Yes, I think I messed up the terminology here. Actually, a single
character can map to a sequence of collation elements, for instance
the character 'ä' maps to two collation elements in German locale
(mentioned in the class javadoc for CollationElementIterator). But I
think you're right that we only need special handling for the
multi-character sequences that combine into a different sequence of
collation elements than what you get by concatenating the collation
elements for each single character in the sequence.
So to use the terminology from RuleBasedCollator, the problematic
sequences are a subset of those text-arguments whose length is greater
Take for instance this fragment of the return value from getRules()
with German (de_DE) collation:
r,R<s, S & SS,ß<t,T& TH, Þ &TH, þ <u,U
In the rules above, we have two multi-character text-arguments: SS and
TH. None of them are problematic, however, since the collation
elements for 'SS' are the same as the collation elements for 'S'
concatenated with the collation elements for another 'S', and the
collation elements for 'TH' are the same as for 'T' followed by 'H'.
Here's another fragment from Norwegian (no_NO) collation:
õ, Õ < å, Å, aa , aA , Aa , AA & V < w, W
All of the two-character sequences above (aa, aA, Aa, AA) are
problematic because each of them results in a single collation element
and therefore doesn't match the collation elements when each character
is considered on its own.
>> col < 'abcde\uFFFF'
> \uFFFF is incorrect since it is not a valid character and the
> numeric codepoint of the character is not what the index is using
> for ordering. You really need
> col < 'abcdf'
> where 'f' is the character determined from a collation element value
> than is greater than the one for 'e'
Right. I don't think it's a problem that \uFFFF is an invalid
character, since that's the character that's used by the current LIKE
optimization. (Perhaps it's because it is an invalid character we can
get away with it when we have collation=UCS_BASIC? I would have
expected that we needed an infinitely long string containing \uFFFF
characters, not just a single character, to get a proper upper limit.)

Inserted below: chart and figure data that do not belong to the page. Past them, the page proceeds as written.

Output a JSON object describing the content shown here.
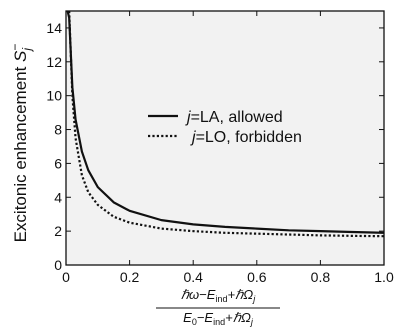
{
  "chart_data": {
    "type": "line",
    "ylabel": "Excitonic enhancement ",
    "ylabel_symbol": "S",
    "ylabel_sub": "j",
    "ylabel_sup": "−",
    "xlabel": {
      "numerator": "ℏω−E",
      "numerator_sub": "ind",
      "numerator_rest": "+ℏΩ",
      "numerator_sub2": "j",
      "denominator": "E",
      "denominator_sub0": "0",
      "denominator_mid": "−E",
      "denominator_sub": "ind",
      "denominator_rest": "+ℏΩ",
      "denominator_sub2": "j"
    },
    "xlim": [
      0,
      1.0
    ],
    "ylim": [
      0,
      15
    ],
    "x_ticks": [
      0,
      0.2,
      0.4,
      0.6,
      0.8,
      1.0
    ],
    "x_tick_labels": [
      "0",
      "0.2",
      "0.4",
      "0.6",
      "0.8",
      "1.0"
    ],
    "y_ticks": [
      0,
      2,
      4,
      6,
      8,
      10,
      12,
      14
    ],
    "y_tick_labels": [
      "0",
      "2",
      "4",
      "6",
      "8",
      "10",
      "12",
      "14"
    ],
    "grid": false,
    "legend_position": "upper-right",
    "series": [
      {
        "name": "j=LA, allowed",
        "legend_italic": "j",
        "legend_rest": "=LA, allowed",
        "style": "solid",
        "x": [
          0.005,
          0.01,
          0.02,
          0.03,
          0.05,
          0.07,
          0.1,
          0.15,
          0.2,
          0.3,
          0.4,
          0.5,
          0.6,
          0.7,
          0.8,
          0.9,
          1.0
        ],
        "y": [
          15.0,
          14.6,
          10.5,
          8.6,
          6.7,
          5.6,
          4.6,
          3.7,
          3.2,
          2.65,
          2.4,
          2.25,
          2.15,
          2.05,
          2.0,
          1.95,
          1.9
        ]
      },
      {
        "name": "j=LO, forbidden",
        "legend_italic": "j",
        "legend_rest": "=LO, forbidden",
        "style": "dotted",
        "x": [
          0.01,
          0.02,
          0.03,
          0.05,
          0.07,
          0.1,
          0.15,
          0.2,
          0.3,
          0.4,
          0.5,
          0.6,
          0.7,
          0.8,
          0.9,
          1.0
        ],
        "y": [
          15.0,
          10.0,
          7.5,
          5.3,
          4.3,
          3.55,
          2.85,
          2.5,
          2.15,
          2.0,
          1.9,
          1.85,
          1.8,
          1.75,
          1.72,
          1.7
        ]
      }
    ],
    "colors": {
      "line": "#111111",
      "background": "#f2f2f2"
    }
  }
}
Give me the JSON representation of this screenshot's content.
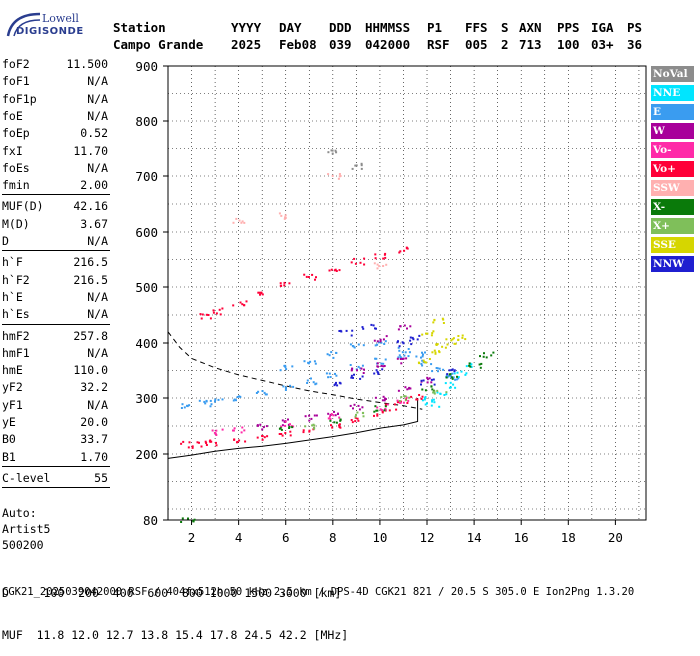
{
  "logo": {
    "line1": "Lowell",
    "line2": "DIGISONDE"
  },
  "header": {
    "labels": [
      "Station",
      "YYYY",
      "DAY",
      "DDD",
      "HHMMSS",
      "P1",
      "FFS",
      "S",
      "AXN",
      "PPS",
      "IGA",
      "PS"
    ],
    "values": [
      "Campo Grande",
      "2025",
      "Feb08",
      "039",
      "042000",
      "RSF",
      "005",
      "2",
      "713",
      "100",
      "03+",
      "36"
    ]
  },
  "params": {
    "group1": [
      {
        "k": "foF2",
        "v": "11.500"
      },
      {
        "k": "foF1",
        "v": "N/A"
      },
      {
        "k": "foF1p",
        "v": "N/A"
      },
      {
        "k": "foE",
        "v": "N/A"
      },
      {
        "k": "foEp",
        "v": "0.52"
      },
      {
        "k": "fxI",
        "v": "11.70"
      },
      {
        "k": "foEs",
        "v": "N/A"
      },
      {
        "k": "fmin",
        "v": "2.00"
      }
    ],
    "group2": [
      {
        "k": "MUF(D)",
        "v": "42.16"
      },
      {
        "k": "M(D)",
        "v": "3.67"
      },
      {
        "k": "D",
        "v": "N/A"
      }
    ],
    "group3": [
      {
        "k": "h`F",
        "v": "216.5"
      },
      {
        "k": "h`F2",
        "v": "216.5"
      },
      {
        "k": "h`E",
        "v": "N/A"
      },
      {
        "k": "h`Es",
        "v": "N/A"
      }
    ],
    "group4": [
      {
        "k": "hmF2",
        "v": "257.8"
      },
      {
        "k": "hmF1",
        "v": "N/A"
      },
      {
        "k": "hmE",
        "v": "110.0"
      },
      {
        "k": "yF2",
        "v": "32.2"
      },
      {
        "k": "yF1",
        "v": "N/A"
      },
      {
        "k": "yE",
        "v": "20.0"
      },
      {
        "k": "B0",
        "v": "33.7"
      },
      {
        "k": "B1",
        "v": "1.70"
      }
    ],
    "group5": [
      {
        "k": "C-level",
        "v": "55"
      }
    ],
    "auto": [
      "Auto:",
      "Artist5",
      "500200"
    ]
  },
  "legend": [
    {
      "label": "NoVal",
      "color": "#8c8c8c"
    },
    {
      "label": "NNE",
      "color": "#00e5ff"
    },
    {
      "label": "E",
      "color": "#3a9cf0"
    },
    {
      "label": "W",
      "color": "#a8009a"
    },
    {
      "label": "Vo-",
      "color": "#ff2aa8"
    },
    {
      "label": "Vo+",
      "color": "#ff0038"
    },
    {
      "label": "SSW",
      "color": "#ffb0b0"
    },
    {
      "label": "X-",
      "color": "#0a7a0a"
    },
    {
      "label": "X+",
      "color": "#7fbf5a"
    },
    {
      "label": "SSE",
      "color": "#d6d600"
    },
    {
      "label": "NNW",
      "color": "#1f1fd0"
    }
  ],
  "bottom": {
    "d_line": "D     100  200  400  600  800 1000 1500 3000 [km]",
    "muf_line": "MUF  11.8 12.0 12.7 13.8 15.4 17.8 24.5 42.2 [MHz]"
  },
  "footer": "CGK21_2025039042000.RSF / 404fx512h 50 kHz 2.5 km / DPS-4D CGK21 821 / 20.5 S 305.0 E Ion2Png 1.3.20",
  "chart_data": {
    "type": "scatter",
    "x_ticks": [
      2,
      4,
      6,
      8,
      10,
      12,
      14,
      16,
      18,
      20
    ],
    "y_ticks": [
      80,
      200,
      300,
      400,
      500,
      600,
      700,
      800,
      900
    ],
    "y_scale": "piecewise",
    "xlim": [
      1,
      21
    ],
    "ylim": [
      80,
      900
    ],
    "grid": true,
    "series": [
      {
        "name": "E",
        "color": "#3a9cf0",
        "points": [
          [
            1.8,
            288
          ],
          [
            2.5,
            292
          ],
          [
            3,
            296
          ],
          [
            4,
            302
          ],
          [
            5,
            310
          ],
          [
            6,
            320
          ],
          [
            7,
            332
          ],
          [
            8,
            345
          ],
          [
            9,
            358
          ],
          [
            10,
            368
          ],
          [
            11,
            374
          ],
          [
            11.8,
            380
          ],
          [
            12,
            365
          ],
          [
            12.4,
            355
          ],
          [
            12.8,
            345
          ],
          [
            13,
            338
          ],
          [
            8,
            380
          ],
          [
            9,
            398
          ],
          [
            7,
            365
          ],
          [
            6,
            355
          ],
          [
            10,
            400
          ],
          [
            11,
            390
          ]
        ]
      },
      {
        "name": "NNE",
        "color": "#00e5ff",
        "points": [
          [
            12,
            300
          ],
          [
            12.5,
            310
          ],
          [
            13,
            325
          ],
          [
            13.4,
            345
          ],
          [
            13.8,
            360
          ],
          [
            12.2,
            290
          ]
        ]
      },
      {
        "name": "Vo+",
        "color": "#ff0038",
        "points": [
          [
            1.8,
            218
          ],
          [
            2.5,
            220
          ],
          [
            3,
            222
          ],
          [
            4,
            226
          ],
          [
            5,
            231
          ],
          [
            6,
            237
          ],
          [
            7,
            244
          ],
          [
            8,
            252
          ],
          [
            9,
            262
          ],
          [
            10,
            275
          ],
          [
            10.5,
            285
          ],
          [
            11,
            295
          ],
          [
            11.5,
            302
          ],
          [
            2.5,
            450
          ],
          [
            3,
            458
          ],
          [
            4,
            472
          ],
          [
            5,
            488
          ],
          [
            6,
            505
          ],
          [
            7,
            520
          ],
          [
            8,
            535
          ],
          [
            9,
            548
          ],
          [
            10,
            558
          ],
          [
            11,
            568
          ]
        ]
      },
      {
        "name": "W",
        "color": "#a8009a",
        "points": [
          [
            5,
            250
          ],
          [
            6,
            258
          ],
          [
            7,
            266
          ],
          [
            8,
            276
          ],
          [
            9,
            286
          ],
          [
            10,
            300
          ],
          [
            11,
            318
          ],
          [
            12,
            335
          ],
          [
            9,
            350
          ],
          [
            10,
            360
          ],
          [
            11,
            370
          ],
          [
            10,
            410
          ],
          [
            11,
            430
          ]
        ]
      },
      {
        "name": "Vo-",
        "color": "#ff2aa8",
        "points": [
          [
            3,
            240
          ],
          [
            4,
            245
          ],
          [
            6,
            255
          ],
          [
            8,
            268
          ],
          [
            10,
            285
          ],
          [
            11,
            298
          ]
        ]
      },
      {
        "name": "X-",
        "color": "#0a7a0a",
        "points": [
          [
            6,
            245
          ],
          [
            8,
            262
          ],
          [
            10,
            282
          ],
          [
            12,
            320
          ],
          [
            13,
            340
          ],
          [
            14,
            360
          ],
          [
            14.5,
            380
          ],
          [
            1.8,
            82
          ]
        ]
      },
      {
        "name": "X+",
        "color": "#7fbf5a",
        "points": [
          [
            7,
            250
          ],
          [
            9,
            272
          ],
          [
            11,
            300
          ],
          [
            12.5,
            310
          ]
        ]
      },
      {
        "name": "SSE",
        "color": "#d6d600",
        "points": [
          [
            11.8,
            370
          ],
          [
            12.2,
            385
          ],
          [
            12.6,
            395
          ],
          [
            13,
            405
          ],
          [
            13.3,
            410
          ],
          [
            12,
            420
          ],
          [
            12.5,
            440
          ]
        ]
      },
      {
        "name": "NNW",
        "color": "#1f1fd0",
        "points": [
          [
            8,
            330
          ],
          [
            9,
            340
          ],
          [
            10,
            350
          ],
          [
            11,
            400
          ],
          [
            11.5,
            410
          ],
          [
            8.5,
            420
          ],
          [
            9.5,
            430
          ],
          [
            12,
            330
          ],
          [
            13,
            350
          ]
        ]
      },
      {
        "name": "SSW",
        "color": "#ffb0b0",
        "points": [
          [
            4,
            620
          ],
          [
            6,
            630
          ],
          [
            8,
            700
          ],
          [
            10,
            540
          ]
        ]
      },
      {
        "name": "NoVal",
        "color": "#8c8c8c",
        "points": [
          [
            8,
            745
          ],
          [
            9,
            720
          ]
        ]
      }
    ],
    "traces": [
      {
        "name": "profile-solid",
        "style": "solid",
        "points": [
          [
            1,
            192
          ],
          [
            1.5,
            195
          ],
          [
            2,
            198
          ],
          [
            3,
            205
          ],
          [
            4,
            210
          ],
          [
            5,
            214
          ],
          [
            6,
            219
          ],
          [
            7,
            225
          ],
          [
            8,
            231
          ],
          [
            9,
            238
          ],
          [
            10,
            246
          ],
          [
            11,
            252
          ],
          [
            11.6,
            258
          ],
          [
            11.6,
            300
          ]
        ]
      },
      {
        "name": "muf-dashed",
        "style": "dashed",
        "points": [
          [
            1,
            420
          ],
          [
            1.5,
            392
          ],
          [
            2,
            372
          ],
          [
            3,
            355
          ],
          [
            4,
            342
          ],
          [
            5,
            332
          ],
          [
            6,
            322
          ],
          [
            7,
            313
          ],
          [
            8,
            306
          ],
          [
            9,
            298
          ],
          [
            10,
            292
          ],
          [
            11,
            286
          ],
          [
            11.8,
            280
          ]
        ]
      }
    ]
  }
}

But you're right that if the RuleBasedCollator has explicitly defined
an ordering for \uFFFF we cannot use it as an upper limit. I'm not
sure what the best way to find that upper limit is. For the characters
mentioned in the rules we get from getRules(), it should be trivial,
as we can get the full ordering when we parse the rules. But a large
number of the characters aren't mentioned in the rules. For instance,
the rules for de_DE don't contain any of the characters with accents,
as their ordering is determined by the decomposition mode of the
collator, nor do they contain letters from non-Latin alphabets.